So another year passed, and save for the change of weather and the slow change of the seasons, one day was as another. Every morning when Simon opened his eyes, he saw the same grey line ripening into red in the furthest east, until the bright rim pushed itself above that far-off horizon across which no living creature had ever been known to come. Slowly the sun swept across the huge arch of the heavens, and as the shadows shifted from the black rocks which jutted upward from above his cell, so did the hermit regulate his terms of prayer and meditation. There was nothing on earth to draw his eye, or to distract his mind, for the grassy plain below was as void from month to month as the heaven above. So the long hours passed, until the red rim slipped down on the further side, and the day ended in the same pearl-grey shimmer with which it had begun. Once two ravens circled for some days round the lonely hill, and once a white fish-eagle came from the Dniester and screamed above the hermit's head. Sometimes red dots were seen on the green plain where the antelopes grazed, and often a wolf howled in the darkness from the base of the rocks. Such was the uneventful life of Simon Melas the anchorite, until there came the day of wrath.

It was in the late spring of the year 375 that Simon came out from his cell, his gourd in his hand, to draw water from the spring. Darkness had closed in, the sun had set, but one last glimmer of rosy light rested upon a rocky peak, which jutted forth from the hill, on the further side from the hermit's dwelling. As Simon came forth from under his ledge, the gourd dropped from his hand, and he stood gazing in amazement.

On the opposite peak a man was standing, his outline black in the fading light. He was a strange, almost a deformed figure, short-statured, round-backed, with a large head, no neck, and a long rod jutting out from between his shoulders. He stood with his face advanced, and his body bent, peering very intently over the plain to the westward. In a moment he was gone, and the lonely black peak showed up hard and naked against the faint eastern glimmer. Then the night closed down, and all was black once more.

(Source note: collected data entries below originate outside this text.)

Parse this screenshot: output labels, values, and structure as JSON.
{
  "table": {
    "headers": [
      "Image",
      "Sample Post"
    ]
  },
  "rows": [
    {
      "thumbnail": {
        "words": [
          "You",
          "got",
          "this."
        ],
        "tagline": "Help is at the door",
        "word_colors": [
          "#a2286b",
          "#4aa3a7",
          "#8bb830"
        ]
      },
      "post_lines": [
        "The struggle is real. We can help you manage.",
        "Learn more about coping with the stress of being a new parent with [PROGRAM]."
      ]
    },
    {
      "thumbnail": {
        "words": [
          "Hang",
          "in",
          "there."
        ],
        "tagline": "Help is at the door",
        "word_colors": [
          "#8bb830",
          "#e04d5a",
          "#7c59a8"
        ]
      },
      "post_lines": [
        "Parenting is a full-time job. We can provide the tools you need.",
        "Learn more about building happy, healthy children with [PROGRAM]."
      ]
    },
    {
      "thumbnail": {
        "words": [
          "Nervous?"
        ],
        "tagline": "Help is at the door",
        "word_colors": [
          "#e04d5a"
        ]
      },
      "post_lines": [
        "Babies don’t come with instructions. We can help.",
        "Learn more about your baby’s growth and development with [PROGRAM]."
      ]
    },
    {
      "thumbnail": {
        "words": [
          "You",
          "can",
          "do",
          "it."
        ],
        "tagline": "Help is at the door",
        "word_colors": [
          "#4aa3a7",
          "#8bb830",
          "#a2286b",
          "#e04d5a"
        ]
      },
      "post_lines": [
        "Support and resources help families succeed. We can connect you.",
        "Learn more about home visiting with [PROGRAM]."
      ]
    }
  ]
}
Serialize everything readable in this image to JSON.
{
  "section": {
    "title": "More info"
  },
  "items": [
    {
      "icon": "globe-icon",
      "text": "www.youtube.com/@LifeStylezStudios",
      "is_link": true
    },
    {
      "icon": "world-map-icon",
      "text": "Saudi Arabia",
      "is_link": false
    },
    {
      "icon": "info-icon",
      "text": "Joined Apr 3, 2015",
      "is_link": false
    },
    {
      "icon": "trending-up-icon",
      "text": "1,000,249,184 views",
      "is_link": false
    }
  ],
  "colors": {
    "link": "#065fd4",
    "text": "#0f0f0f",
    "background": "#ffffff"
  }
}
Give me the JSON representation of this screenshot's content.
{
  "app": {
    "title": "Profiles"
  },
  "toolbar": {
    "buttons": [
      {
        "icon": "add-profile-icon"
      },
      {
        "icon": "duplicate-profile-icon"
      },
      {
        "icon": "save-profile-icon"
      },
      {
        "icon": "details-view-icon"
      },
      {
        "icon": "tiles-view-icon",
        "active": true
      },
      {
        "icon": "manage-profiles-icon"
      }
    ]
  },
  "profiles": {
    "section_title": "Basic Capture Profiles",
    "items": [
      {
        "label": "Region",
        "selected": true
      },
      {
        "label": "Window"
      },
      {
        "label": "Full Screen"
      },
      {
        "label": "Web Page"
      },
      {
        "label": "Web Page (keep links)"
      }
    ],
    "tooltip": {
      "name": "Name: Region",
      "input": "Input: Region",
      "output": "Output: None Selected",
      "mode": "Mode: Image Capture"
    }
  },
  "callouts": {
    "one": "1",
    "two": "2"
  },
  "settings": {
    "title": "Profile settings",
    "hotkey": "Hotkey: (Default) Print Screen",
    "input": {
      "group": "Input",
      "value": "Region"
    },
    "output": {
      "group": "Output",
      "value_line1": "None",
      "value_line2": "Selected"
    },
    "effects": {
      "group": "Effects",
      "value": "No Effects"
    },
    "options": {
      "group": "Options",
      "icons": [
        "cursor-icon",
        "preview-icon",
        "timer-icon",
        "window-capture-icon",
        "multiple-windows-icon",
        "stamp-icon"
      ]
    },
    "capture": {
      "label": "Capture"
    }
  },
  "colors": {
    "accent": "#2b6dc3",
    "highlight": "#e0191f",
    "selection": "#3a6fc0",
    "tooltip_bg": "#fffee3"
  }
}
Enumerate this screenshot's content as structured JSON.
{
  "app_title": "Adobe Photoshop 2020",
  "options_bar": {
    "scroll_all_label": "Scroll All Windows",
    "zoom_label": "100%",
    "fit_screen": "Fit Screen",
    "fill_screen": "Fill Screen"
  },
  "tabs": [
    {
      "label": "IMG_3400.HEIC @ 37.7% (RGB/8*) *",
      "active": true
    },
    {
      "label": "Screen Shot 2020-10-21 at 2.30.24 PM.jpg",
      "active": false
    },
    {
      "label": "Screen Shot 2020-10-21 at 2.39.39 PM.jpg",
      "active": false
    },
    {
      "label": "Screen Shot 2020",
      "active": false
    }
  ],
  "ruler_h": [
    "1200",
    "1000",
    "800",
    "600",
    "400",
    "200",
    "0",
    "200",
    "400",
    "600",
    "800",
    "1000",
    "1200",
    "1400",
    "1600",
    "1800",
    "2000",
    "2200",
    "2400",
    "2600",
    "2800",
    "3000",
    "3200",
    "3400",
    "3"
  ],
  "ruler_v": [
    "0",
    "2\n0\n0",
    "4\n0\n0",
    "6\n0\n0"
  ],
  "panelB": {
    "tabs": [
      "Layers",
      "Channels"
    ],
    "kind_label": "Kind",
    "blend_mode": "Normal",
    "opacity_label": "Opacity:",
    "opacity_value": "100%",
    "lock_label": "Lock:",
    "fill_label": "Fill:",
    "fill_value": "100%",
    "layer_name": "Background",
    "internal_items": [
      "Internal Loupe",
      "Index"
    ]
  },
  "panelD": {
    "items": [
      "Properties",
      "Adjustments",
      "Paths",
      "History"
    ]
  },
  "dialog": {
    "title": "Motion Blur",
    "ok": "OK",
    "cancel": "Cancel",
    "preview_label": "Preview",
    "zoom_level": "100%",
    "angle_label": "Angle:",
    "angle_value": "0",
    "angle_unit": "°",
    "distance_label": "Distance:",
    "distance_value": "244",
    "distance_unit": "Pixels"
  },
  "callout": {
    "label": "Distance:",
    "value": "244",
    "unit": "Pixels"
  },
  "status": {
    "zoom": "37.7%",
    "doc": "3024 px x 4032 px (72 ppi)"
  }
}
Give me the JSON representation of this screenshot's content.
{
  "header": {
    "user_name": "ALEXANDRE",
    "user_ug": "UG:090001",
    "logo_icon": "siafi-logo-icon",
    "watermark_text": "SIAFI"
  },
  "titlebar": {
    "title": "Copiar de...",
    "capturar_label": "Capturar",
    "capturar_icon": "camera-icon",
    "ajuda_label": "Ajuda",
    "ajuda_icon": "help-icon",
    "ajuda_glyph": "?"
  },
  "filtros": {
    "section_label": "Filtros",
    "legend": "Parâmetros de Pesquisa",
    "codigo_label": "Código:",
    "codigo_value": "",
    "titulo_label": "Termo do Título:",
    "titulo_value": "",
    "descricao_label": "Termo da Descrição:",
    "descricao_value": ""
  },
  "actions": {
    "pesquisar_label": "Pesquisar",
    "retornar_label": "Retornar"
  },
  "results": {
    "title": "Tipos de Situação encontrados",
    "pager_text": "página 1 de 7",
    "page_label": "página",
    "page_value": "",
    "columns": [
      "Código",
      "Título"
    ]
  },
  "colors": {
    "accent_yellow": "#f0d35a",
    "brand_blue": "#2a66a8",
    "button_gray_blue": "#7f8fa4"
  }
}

Simon Melas stood long in bewilderment, wondering who this stranger could be. He had heard, as had every Christian, of those evil spirits which were wont to haunt the hermits in the Thebaid and on the skirts of the Ethiopian waste. The strange shape of this solitary creature, its dark outline and prowling, intent attitude, suggestive rather of a fierce, rapacious beast than of a man, all helped him to believe that he had at last encountered one of those wanderers from the pit, of whose existence, in those days of robust faith, he had no more doubt than of his own. Much of the night he spent in prayer, his eyes glancing continually at the low arch of his cell door, with its curtain of deep purple wrought with stars. At any instant some crouching monster, some horned abomination, might peer in upon him, and he clung with frenzied appeal to his crucifix, as his human weakness quailed at the thought. But at last his fatigue overcame his fears, and falling upon his couch of dried grass, he slept until the bright daylight brought him to his senses.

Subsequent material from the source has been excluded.